In many environments, users launch Databricks clusters for development or analysis and forget to shut them down after use. When no auto-termination policy is configured, these clusters remain active indefinitely, incurring unnecessary charges for both Databricks and cloud infrastructure usage. This inefficiency is especially common in interactive clusters that are user-managed, ephemeral, or exploratory in nature. While Databricks provides built-in support for cluster auto-termination, teams often overlook it unless it's enforced through workspace policies. Without this safeguard in place, idle clusters can persist unnoticed for hours or days, leading to avoidable cost.
Photon is optimized for SQL workloads, delivering significant speedups through vectorized execution and native C++ performance. However, Photon only accelerates workloads that use compatible operations and data patterns. If a workload includes unsupported functions, unoptimized joins, or falls back to interpreted execution, Photon may be silently bypassed — even on a Photon-enabled cluster. In this case, users are billed at a premium DBU rate while receiving no meaningful speed or efficiency gain. This inefficiency typically arises when teams enable Photon globally without validating workload compatibility or updating their pipelines to follow Photon best practices. The result is higher costs with no corresponding benefit — a classic case of configuration drift outpacing optimization discipline.

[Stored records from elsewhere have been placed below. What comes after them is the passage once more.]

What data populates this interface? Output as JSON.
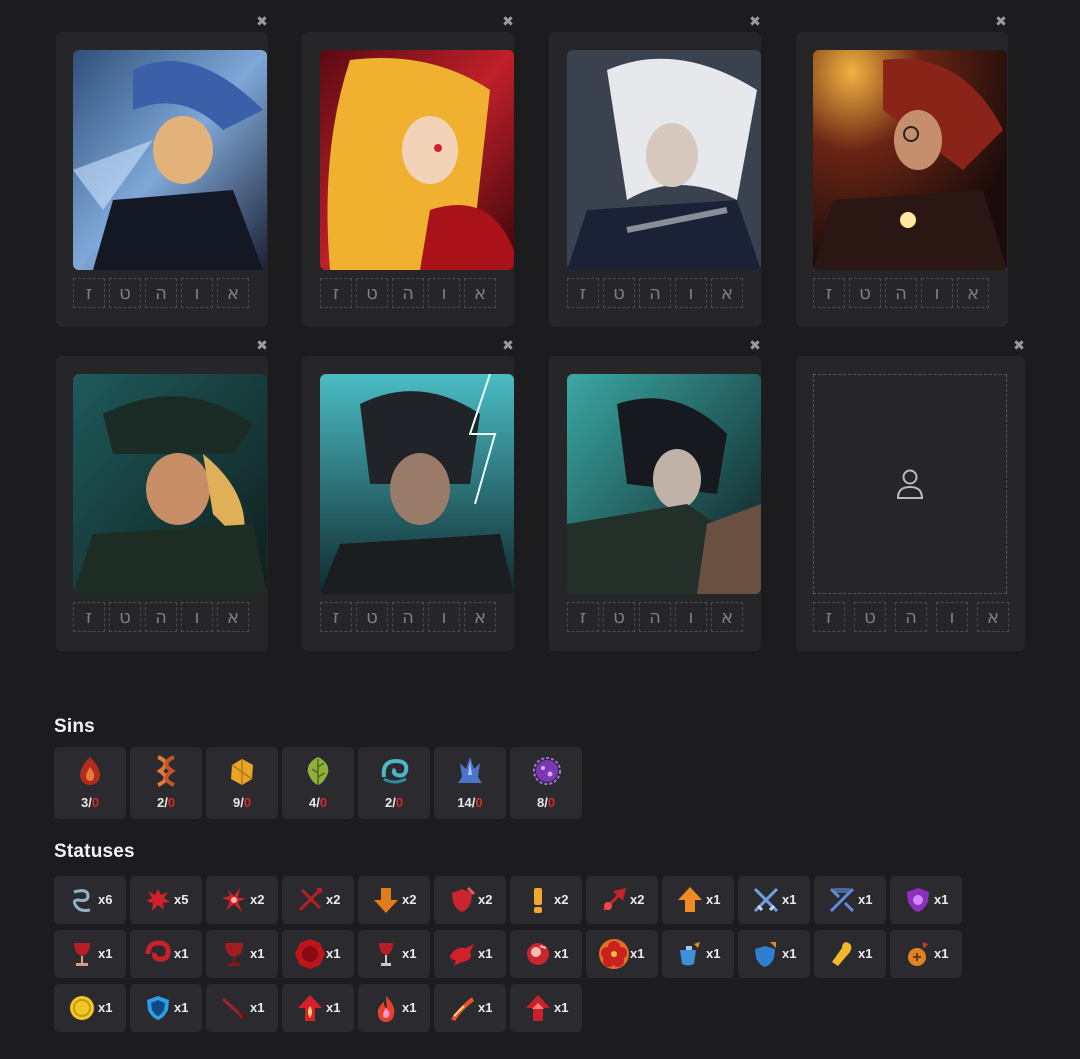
{
  "team": {
    "close_glyph": "✖",
    "letters": [
      "ז",
      "ט",
      "ה",
      "ו",
      "א"
    ],
    "slots": [
      {
        "name": "slot-1",
        "art": "blue-hat-blond",
        "empty": false
      },
      {
        "name": "slot-2",
        "art": "blonde-red",
        "empty": false
      },
      {
        "name": "slot-3",
        "art": "white-hair",
        "empty": false
      },
      {
        "name": "slot-4",
        "art": "red-glasses",
        "empty": false
      },
      {
        "name": "slot-5",
        "art": "green-officer",
        "empty": false
      },
      {
        "name": "slot-6",
        "art": "teal-lightning",
        "empty": false
      },
      {
        "name": "slot-7",
        "art": "dark-rain",
        "empty": false
      },
      {
        "name": "slot-8",
        "art": "",
        "empty": true,
        "placeholder_icon": "user-icon"
      }
    ]
  },
  "sins": {
    "title": "Sins",
    "items": [
      {
        "name": "wrath-icon",
        "count": "3",
        "cap": "0",
        "color": "#c0392b"
      },
      {
        "name": "lust-icon",
        "count": "2",
        "cap": "0",
        "color": "#e07a3a"
      },
      {
        "name": "sloth-icon",
        "count": "9",
        "cap": "0",
        "color": "#e8a527"
      },
      {
        "name": "gluttony-icon",
        "count": "4",
        "cap": "0",
        "color": "#8fb03c"
      },
      {
        "name": "gloom-icon",
        "count": "2",
        "cap": "0",
        "color": "#4fb6c9"
      },
      {
        "name": "pride-icon",
        "count": "14",
        "cap": "0",
        "color": "#4a73c9"
      },
      {
        "name": "envy-icon",
        "count": "8",
        "cap": "0",
        "color": "#8e4cc4"
      }
    ],
    "slash": "/"
  },
  "statuses": {
    "title": "Statuses",
    "items": [
      {
        "name": "tremor-swirl-icon",
        "count": "x6",
        "color": "#8fb3c9"
      },
      {
        "name": "bleed-splatter-icon",
        "count": "x5",
        "color": "#d0202a"
      },
      {
        "name": "burst-icon",
        "count": "x2",
        "color": "#d0202a"
      },
      {
        "name": "crossed-spear-icon",
        "count": "x2",
        "color": "#b81e26"
      },
      {
        "name": "down-arrow-icon",
        "count": "x2",
        "color": "#e07b1e"
      },
      {
        "name": "red-shield-icon",
        "count": "x2",
        "color": "#c92530"
      },
      {
        "name": "exclamation-icon",
        "count": "x2",
        "color": "#f0a72a"
      },
      {
        "name": "red-arrow-burst-icon",
        "count": "x2",
        "color": "#c9202a"
      },
      {
        "name": "up-arrow-icon",
        "count": "x1",
        "color": "#f08a22"
      },
      {
        "name": "blue-crossed-swords-icon",
        "count": "x1",
        "color": "#6fa0e0"
      },
      {
        "name": "broken-swords-icon",
        "count": "x1",
        "color": "#5d8fde"
      },
      {
        "name": "purple-shield-icon",
        "count": "x1",
        "color": "#8e2fc0"
      },
      {
        "name": "goblet-icon",
        "count": "x1",
        "color": "#b81e26"
      },
      {
        "name": "red-spiral-icon",
        "count": "x1",
        "color": "#c9202a"
      },
      {
        "name": "dark-goblet-icon",
        "count": "x1",
        "color": "#a31c22"
      },
      {
        "name": "red-seal-icon",
        "count": "x1",
        "color": "#c0141c"
      },
      {
        "name": "spill-goblet-icon",
        "count": "x1",
        "color": "#b81e26"
      },
      {
        "name": "red-splash-icon",
        "count": "x1",
        "color": "#d0202a"
      },
      {
        "name": "heart-bloom-icon",
        "count": "x1",
        "color": "#c92530"
      },
      {
        "name": "red-flower-icon",
        "count": "x1",
        "color": "#d8401e"
      },
      {
        "name": "blue-potion-icon",
        "count": "x1",
        "color": "#3d8fd9"
      },
      {
        "name": "blue-shield-plus-icon",
        "count": "x1",
        "color": "#2e7fd1"
      },
      {
        "name": "bullet-icon",
        "count": "x1",
        "color": "#f0b82a"
      },
      {
        "name": "orange-potion-icon",
        "count": "x1",
        "color": "#e0821e"
      },
      {
        "name": "coin-icon",
        "count": "x1",
        "color": "#f0c825"
      },
      {
        "name": "cyan-shield-icon",
        "count": "x1",
        "color": "#2d9ee8"
      },
      {
        "name": "red-blade-icon",
        "count": "x1",
        "color": "#a82226"
      },
      {
        "name": "flame-arrow-icon",
        "count": "x1",
        "color": "#d8202a"
      },
      {
        "name": "flame-icon",
        "count": "x1",
        "color": "#e8402a"
      },
      {
        "name": "fire-slash-icon",
        "count": "x1",
        "color": "#e8552a"
      },
      {
        "name": "red-up-arrow-icon",
        "count": "x1",
        "color": "#c9202a"
      }
    ]
  }
}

Each Lambda function must be configured with a memory setting, which indirectly controls the amount of CPU and networking performance allocated. In many environments, memory settings are defined arbitrarily or left unchanged as functions evolve. Over time, this leads to overprovisioning — with functions running well below their allocated memory and incurring unnecessary compute costs. Systematic right-sizing using performance benchmarks can significantly reduce spend without sacrificing performance or reliability. This is especially important for frequently invoked functions or those with long execution times.
While many AWS customers have migrated EC2 workloads to Graviton to reduce costs, Lambda functions often remain on the default x86 architecture. AWS Graviton2 (ARM) offers lower pricing and equal or better performance for most supported runtimes — yet adoption remains uneven due to legacy defaults or lack of awareness. Continuing to run eligible Lambda functions on x86 leads to unnecessary spending. The migration requires minimal configuration changes and can be verified through benchmarking and workload testing.

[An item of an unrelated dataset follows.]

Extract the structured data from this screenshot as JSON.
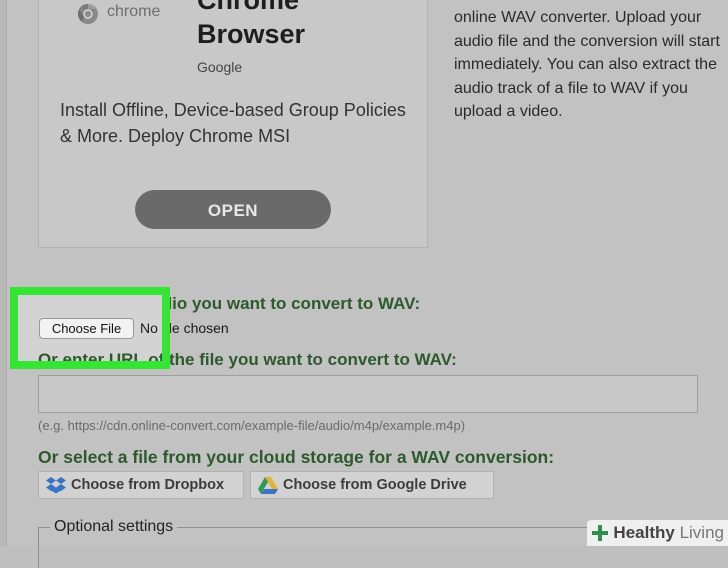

Many EC2 workloads—such as development environments, test jobs, stateless services, and data processing pipelines—can tolerate interruptions and do not require the reliability of On-Demand pricing. Using On-Demand instances in these scenarios drives up cost without adding value. Spot Instances offer significantly lower pricing and are well-suited to workloads that can handle restarts, retries, or fluctuations in capacity. Without evaluating workload tolerance and adjusting pricing models accordingly, organizations risk consistently overpaying for compute.
Databricks supports AWS Graviton-based instances for most workloads, including Spark jobs, data engineering pipelines, and interactive notebooks. These instances offer significant cost advantages over traditional x86-based VMs, with comparable or better performance in many cases. When teams default to legacy instance types, they miss an easy opportunity to reduce compute spend. Unless workloads have known compatibility issues or specialized requirements, Graviton should be the default instance family used in Databricks Clusters.

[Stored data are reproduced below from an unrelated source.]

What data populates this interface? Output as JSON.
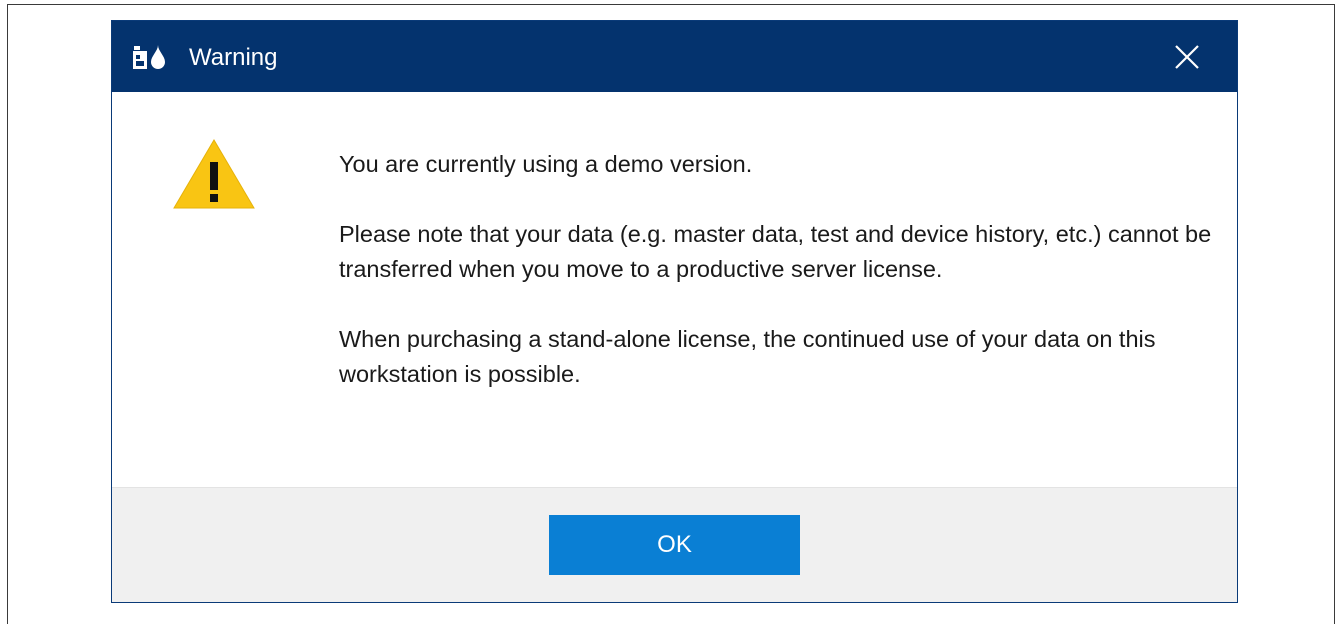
{
  "dialog": {
    "title": "Warning",
    "icon": "app-icon",
    "close_icon": "close-icon",
    "colors": {
      "titlebar": "#04336e",
      "button": "#0a7fd4",
      "footer": "#f0f0f0",
      "warning": "#f9c513"
    }
  },
  "content": {
    "warning_icon": "warning-icon",
    "paragraphs": [
      "You are currently using a demo version.",
      "Please note that your data (e.g. master data, test and device history, etc.) cannot be transferred when you move to a productive server license.",
      "When purchasing a stand-alone license, the continued use of your data on this workstation is possible."
    ]
  },
  "footer": {
    "ok_label": "OK"
  }
}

In Databricks, on-demand instances provide reliable performance but come at a premium cost. For non-production workloads—such as development, testing, or exploratory analysis—high availability is often unnecessary. Spot instances provide equivalent performance at a lower price, with the tradeoff of occasional interruptions. If teams default to on-demand usage in lower environments, they may be incurring unnecessary compute costs. Using compute policies to limit on-demand usage ensures greater consistency and efficiency across environments.
Databricks users can select from a wide range of instance types for cluster driver and worker nodes. Without guardrails, teams may choose high-cost configurations (e.g., 16xlarge nodes) that exceed workload requirements. This results in inflated costs with little performance benefit. To reduce this risk, administrators can use compute policies to define acceptable node types and enforce size limits across the workspace.
Interactive clusters are often left running between periods of active use. To mitigate idle charges, Databricks provides an “autotermination” setting that shuts down clusters after a period of inactivity. However, if the termination period is set too high, or if policies do not enforce reasonable thresholds, idle clusters can persist for long durations without performing any work—resulting in wasted compute spend. Lowering the termination window reduces exposure to idle time while preserving user flexibility.